On Friday Sally and I took Clara from Raleigh to Asheville for a business + pleasure trip. I’d been invited to speak at the Federal Circuit’s Bench and Bar conference, which was being held at the famous Grove Park Inn, and after that ended we thought we’d do a little hiking near the Blue Ridge Parkway and get a treatment at the spa.
The Grove Park Inn is an odd but appealing place, with lovely views of the Blue Ridge mountains. It has massive stone masonry walls inside and out. It turned 100 last year, and is proud of its history. We found our room perfectly fine, and the service at the hotel, the various restaurants, and the spa to be attentive and exceptionally friendly.

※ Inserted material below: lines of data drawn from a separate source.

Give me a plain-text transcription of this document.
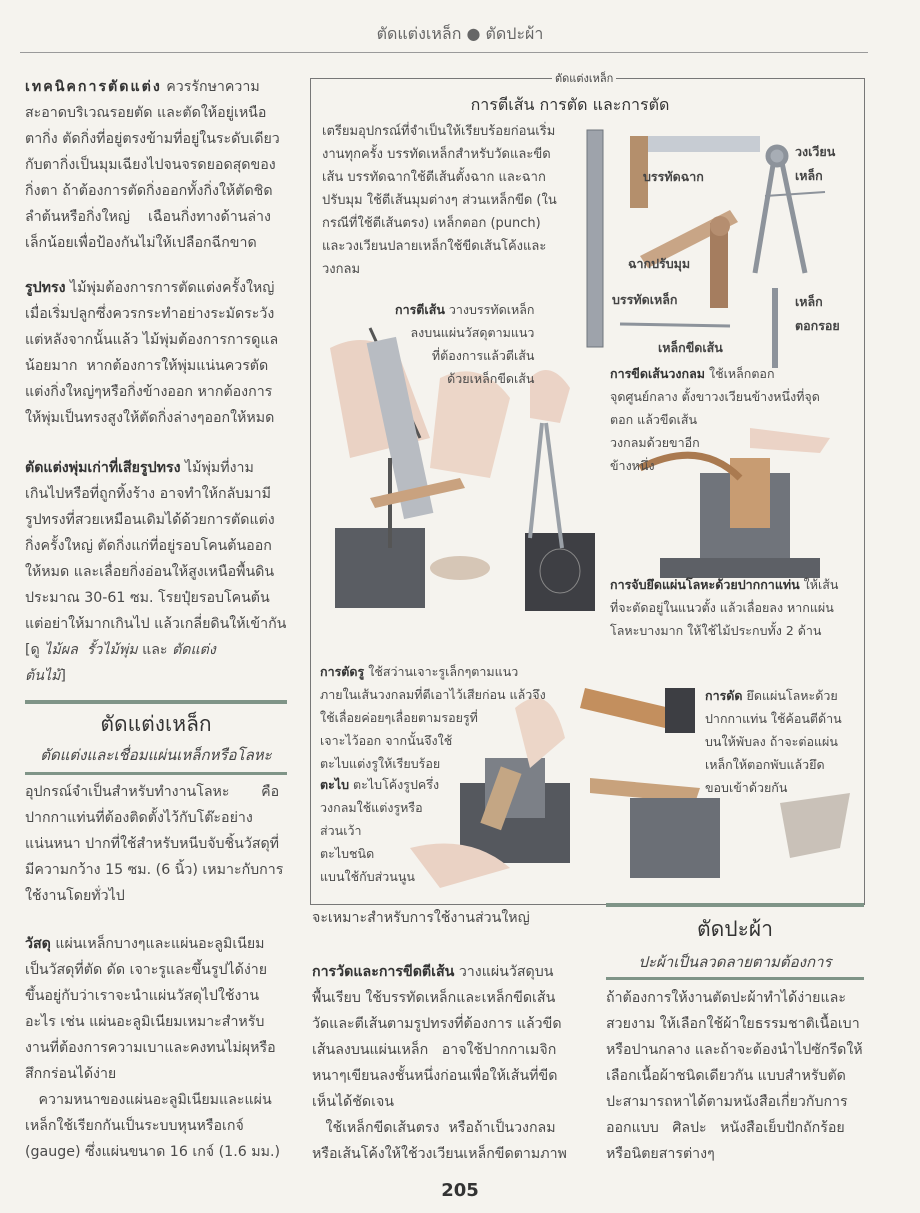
ตัดแต่งเหล็ก ● ตัดปะผ้า
เทคนิคการตัดแต่ง ควรรักษาความ
สะอาดบริเวณรอยตัด และตัดให้อยู่เหนือ
ตากิ่ง ตัดกิ่งที่อยู่ตรงข้ามที่อยู่ในระดับเดียว
กับตากิ่งเป็นมุมเฉียงไปจนจรดยอดสุดของ
กิ่งตา ถ้าต้องการตัดกิ่งออกทั้งกิ่งให้ตัดชิด
ลำต้นหรือกิ่งใหญ่    เฉือนกิ่งทางด้านล่าง
เล็กน้อยเพื่อป้องกันไม่ให้เปลือกฉีกขาด
รูปทรง ไม้พุ่มต้องการการตัดแต่งครั้งใหญ่
เมื่อเริ่มปลูกซึ่งควรกระทำอย่างระมัดระวัง
แต่หลังจากนั้นแล้ว ไม้พุ่มต้องการการดูแล
น้อยมาก  หากต้องการให้พุ่มแน่นควรตัด
แต่งกิ่งใหญ่ๆหรือกิ่งข้างออก หากต้องการ
ให้พุ่มเป็นทรงสูงให้ตัดกิ่งล่างๆออกให้หมด
ตัดแต่งพุ่มเก่าที่เสียรูปทรง ไม้พุ่มที่งาม
เกินไปหรือที่ถูกทิ้งร้าง อาจทำให้กลับมามี
รูปทรงที่สวยเหมือนเดิมได้ด้วยการตัดแต่ง
กิ่งครั้งใหญ่ ตัดกิ่งแก่ที่อยู่รอบโคนต้นออก
ให้หมด และเลื่อยกิ่งอ่อนให้สูงเหนือพื้นดิน
ประมาณ 30-61 ซม. โรยปุ๋ยรอบโคนต้น
แต่อย่าให้มากเกินไป แล้วเกลี่ยดินให้เข้ากัน
[ดู ไม้ผล รั้วไม้พุ่ม และ ตัดแต่ง
ต้นไม้]
ตัดแต่งเหล็ก
ตัดแต่งและเชื่อมแผ่นเหล็กหรือโลหะ
อุปกรณ์จำเป็นสำหรับทำงานโลหะ       คือ
ปากกาแท่นที่ต้องติดตั้งไว้กับโต๊ะอย่าง
แน่นหนา ปากที่ใช้สำหรับหนีบจับชิ้นวัสดุที่
มีความกว้าง 15 ซม. (6 นิ้ว) เหมาะกับการ
ใช้งานโดยทั่วไป
วัสดุ แผ่นเหล็กบางๆและแผ่นอะลูมิเนียม
เป็นวัสดุที่ตัด ดัด เจาะรูและขึ้นรูปได้ง่าย
ขึ้นอยู่กับว่าเราจะนำแผ่นวัสดุไปใช้งาน
อะไร เช่น แผ่นอะลูมิเนียมเหมาะสำหรับ
งานที่ต้องการความเบาและคงทนไม่ผุหรือ
สึกกร่อนได้ง่าย
ความหนาของแผ่นอะลูมิเนียมและแผ่น
เหล็กใช้เรียกกันเป็นระบบหุนหรือเกจ์
(gauge) ซึ่งแผ่นขนาด 16 เกจ์ (1.6 มม.)
ตัดแต่งเหล็ก
การตีเส้น การตัด และการตัด
เตรียมอุปกรณ์ที่จำเป็นให้เรียบร้อยก่อนเริ่ม
งานทุกครั้ง บรรทัดเหล็กสำหรับวัดและขีด
เส้น บรรทัดฉากใช้ตีเส้นตั้งฉาก และฉาก
ปรับมุม ใช้ตีเส้นมุมต่างๆ ส่วนเหล็กขีด (ใน
กรณีที่ใช้ตีเส้นตรง) เหล็กตอก (punch)
และวงเวียนปลายเหล็กใช้ขีดเส้นโค้งและ
วงกลม
บรรทัดฉาก
วงเวียน
เหล็ก
ฉากปรับมุม
บรรทัดเหล็ก
เหล็กขีดเส้น
เหล็ก
ตอกรอย
การตีเส้น วางบรรทัดเหล็ก
ลงบนแผ่นวัสดุตามแนว
ที่ต้องการแล้วตีเส้น
ด้วยเหล็กขีดเส้น	การขีดเส้นวงกลม ใช้เหล็กตอก
จุดศูนย์กลาง ตั้งขาวงเวียนข้างหนึ่งที่จุด
ตอก แล้วขีดเส้น
วงกลมด้วยขาอีก
ข้างหนึ่ง
การจับยึดแผ่นโลหะด้วยปากกาแท่น ให้เส้น
ที่จะตัดอยู่ในแนวตั้ง แล้วเลื่อยลง หากแผ่น
โลหะบางมาก ให้ใช้ไม้ประกบทั้ง 2 ด้าน
การตัดรู ใช้สว่านเจาะรูเล็กๆตามแนว
ภายในเส้นวงกลมที่ตีเอาไว้เสียก่อน แล้วจึง
ใช้เลื่อยค่อยๆเลื่อยตามรอยรูที่
เจาะไว้ออก จากนั้นจึงใช้
ตะไบแต่งรูให้เรียบร้อย
ตะไบ ตะไบโค้งรูปครึ่ง
วงกลมใช้แต่งรูหรือ
ส่วนเว้า
ตะไบชนิด
แบนใช้กับส่วนนูน
การดัด ยึดแผ่นโลหะด้วย
ปากกาแท่น ใช้ค้อนตีด้าน
บนให้พับลง ถ้าจะต่อแผ่น
เหล็กให้ตอกพับแล้วยึด
ขอบเข้าด้วยกัน
จะเหมาะสำหรับการใช้งานส่วนใหญ่
การวัดและการขีดตีเส้น วางแผ่นวัสดุบน
พื้นเรียบ ใช้บรรทัดเหล็กและเหล็กขีดเส้น
วัดและตีเส้นตามรูปทรงที่ต้องการ แล้วขีด
เส้นลงบนแผ่นเหล็ก   อาจใช้ปากกาเมจิก
หนาๆเขียนลงชั้นหนึ่งก่อนเพื่อให้เส้นที่ขีด
เห็นได้ชัดเจน
ใช้เหล็กขีดเส้นตรง  หรือถ้าเป็นวงกลม
หรือเส้นโค้งให้ใช้วงเวียนเหล็กขีดตามภาพ
ตัดปะผ้า
ปะผ้าเป็นลวดลายตามต้องการ
ถ้าต้องการให้งานตัดปะผ้าทำได้ง่ายและ
สวยงาม ให้เลือกใช้ผ้าใยธรรมชาติเนื้อเบา
หรือปานกลาง และถ้าจะต้องนำไปซักรีดให้
เลือกเนื้อผ้าชนิดเดียวกัน แบบสำหรับตัด
ปะสามารถหาได้ตามหนังสือเกี่ยวกับการ
ออกแบบ   ศิลปะ   หนังสือเย็บปักถักร้อย
หรือนิตยสารต่างๆ
205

As usual for me with professional speaking engagements, I enjoyed the actual doing of it, though I felt a certain dread in the last few days beforehand. I was one of four panelists, and it was far from clear even shortly beforehand how it was going to go. Fortunately, all were seasoned veterans, and it went fine. I had a chance to point up some of the serious problems with software patents, and give the conference an open source perspective on other issues. I gave my perspective that the patent system is seriously dysfunctional, and was happy that it sparked some debate, and I didn’t get run out of town on a rail.
I’m a late convert to spa-ing. Until recently, I really could not see the point, and considered it a waste of valuable time. Both at work and play, I am normally a busy person, with more to do than there is time to do it. Workwise, the challenges are never ending. A lot of my leisure activities, like playing the piano and playing golf, demand a lot of commitment to improve, and that commitment requires time. And there are so many things I’m curious to know more about, and learning also requires time. Time is so valuable, and I try very hard not to waste it.
But I’ve gradually come to consider massage as valuable to good health, both physical and mental, and wanted to share a couples massage with Sally. Other than massage, I wasn’t quite sure what the Grove Park spa involved.
I’m here to tell you, it’s very nice. It carries forward the stone masonry motif of the Inn. There are numerous pools of different sizes and carefully graded temperatures, some with little waterfalls and some with big waterfalls. There was a eucalyptus infused steam room, pared with a whirlpool and a cold dunking tank. I was persuaded to go from the hot sweatiness of the steam room to a plunge in the cold tank, and it was definitely a shock — almost agonizing, but also refreshing.
After soaking in various pools inside and out, we repaired to a lounge and sat quietly for a few minutes in plush chairs next to a big fireplace. Then our massage therapists arrived, introduced themselves, and debriefed us on our health issues and massage likes and dislikes. My therapist, Sarah, was very good. She described her technique as basically Swedish massage, but she was very responsive to my request for firmer pressure, and attentive to the various knots and tensions of my body.
An aspect of the treatment was scented lotions and oils, as well as scents generally – aromatherapy, as they call it. I experienced something described as detoxifying citrus, with oils of lemon, orange and petitgrain (no idea what that is), and various other exotic substances. Did they do anything significant for my health and well-being? It’s hard to say. But it was very pleasant, and I certainly wouldn’t mind doing it again.
We felt quite wonderful after our massages, and though we had a dinner reservation pending, didn’t want to leave the spa immediately. Sarah helped us get the reservation pushed back, and we did some more soaking in the hot tub and other pools. It was delicious.
We eventually made our way to the Sunset Terrace restaurant, where they gave us a great seat on the edge of the porch looking out toward the mountains. So many restaurants try to seat you in the less desirable spaces unless you push back, but they did not try that on us at the Inn. They had a vegetarian entrée involving tofu, and it was fine. Afterwards, we sipped the last of our wine and listened to a local flamenco quartet. The musicians seemed quite fine, and their singer, a blonde Swedish-looking gringo, sang in Spanish that sounded appropriately tragic and passionate. It was an unexpected pleasure.
On Sunday, we did a little more driving on the Blue Ridge Parkway. It really is a national treasure – a road that exists for the pure beauty and pleasure of driving. It winds and twists along ridges with views of adjacent mountains and valleys. For a few miles, there was no one in front of us, and Clara could stretch her legs a little.